CID had all the window desks overlooking Belfast Lough. The view was pleasant and on a clear day you could see Scotland, which was nice if you ever wanted to see Scotland on a clear day. Detective Constable “Crabbie” McCrabban had built an elaborate and paranoid conspiracy theory around these prized window desks. It was his feeling that CID were given this prime position so that we would get it first in the event of an IRA missile or RPG attack, but I chose to believe that Brennan had assigned us these desks as reward for our hard graft day in and day out.

I sat down in my swivel chair and flicked through the report that Matty had inexpertly typed up:

Carrickfergus RUC, CID Div. Case #13715/A. Homacide. Barn Field, Taylor’s Avenue, Carrickfergus, 13/5/1981. Srce: anon tip Wed evening. Victim: victim unknown. Victim’s personal effects: none. Other evidence: blood sample, victim’s hair sample, victim’s right hand, CS photographs. Remarks: victim found in abadoned car, one hand severed, prints taken. Victim not yet IDed. Patho Rept: awaiting patho rept. #13715/A CS: Inq to Det Sgt Duffy. 14/5/1981: body devilered to Carrick Hospital c.o. pathologist Dr Cathcart.

Matty had written nothing about getting prints off the victim’s clothes. I wondered if he’d done it and found nothing or just not done it. It was a toss up.

I went to the coffee machine and pushed the buttons for white coffee and chocolate simultaneously. Armed with this dubious concoction I went back to my desk. Matty had not left me the photographs but I found them in the darkroom hanging on the drying line. 7x10 glossies of the body, the hand, the car, the pool of blood, the AC/DC jacket, the victim’s face, other aspects of the crime scene and a few of the moon, clouds and grass.

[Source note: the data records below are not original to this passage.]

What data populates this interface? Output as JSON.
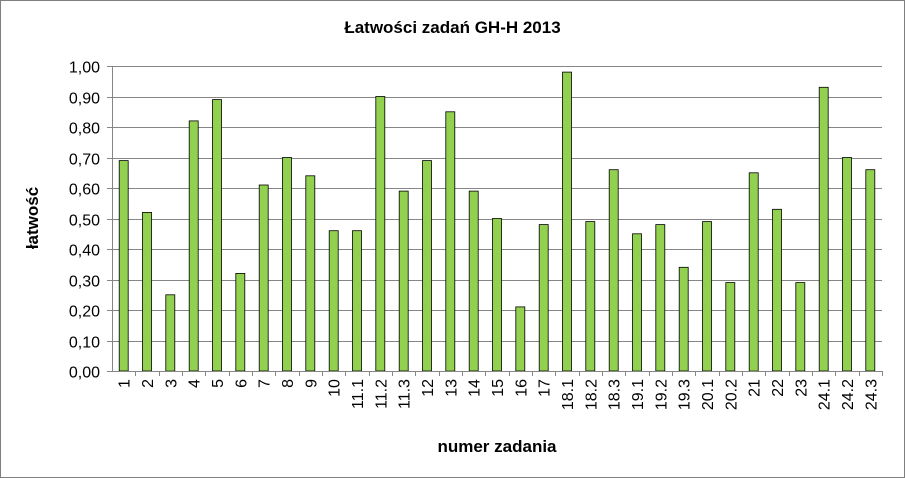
{
  "chart_data": {
    "type": "bar",
    "title": "Łatwości zadań GH-H 2013",
    "xlabel": "numer zadania",
    "ylabel": "łatwość",
    "ylim": [
      0,
      1
    ],
    "ytick_labels": [
      "0,00",
      "0,10",
      "0,20",
      "0,30",
      "0,40",
      "0,50",
      "0,60",
      "0,70",
      "0,80",
      "0,90",
      "1,00"
    ],
    "grid": true,
    "legend": "none",
    "bar_color": "#92d050",
    "bar_edge_color": "#000000",
    "categories": [
      "1",
      "2",
      "3",
      "4",
      "5",
      "6",
      "7",
      "8",
      "9",
      "10",
      "11.1",
      "11.2",
      "11.3",
      "12",
      "13",
      "14",
      "15",
      "16",
      "17",
      "18.1",
      "18.2",
      "18.3",
      "19.1",
      "19.2",
      "19.3",
      "20.1",
      "20.2",
      "21",
      "22",
      "23",
      "24.1",
      "24.2",
      "24.3"
    ],
    "values": [
      0.69,
      0.52,
      0.25,
      0.82,
      0.89,
      0.32,
      0.61,
      0.7,
      0.64,
      0.46,
      0.46,
      0.9,
      0.59,
      0.69,
      0.85,
      0.59,
      0.5,
      0.21,
      0.48,
      0.98,
      0.49,
      0.66,
      0.45,
      0.48,
      0.34,
      0.49,
      0.29,
      0.65,
      0.53,
      0.29,
      0.93,
      0.7,
      0.66
    ]
  }
}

I gathered the pics and took them to my desk.

Other officers started to arrive, doing whatever the hell it was that they did around here. I said good morning to Sergeant McCallister and showed him the pics of our boy. It didn’t ring a bell.

McCrabban appeared twenty minutes later sporting a black eye.

“Jesus, mate! Where’d you get that shiner?” I asked.

“Don’t ask,” he replied.

“Not the missus?”

“I don’t want to talk about it, if that’s all right with you,” he said taciturnly. These Proddies. They never wanted to talk about anything.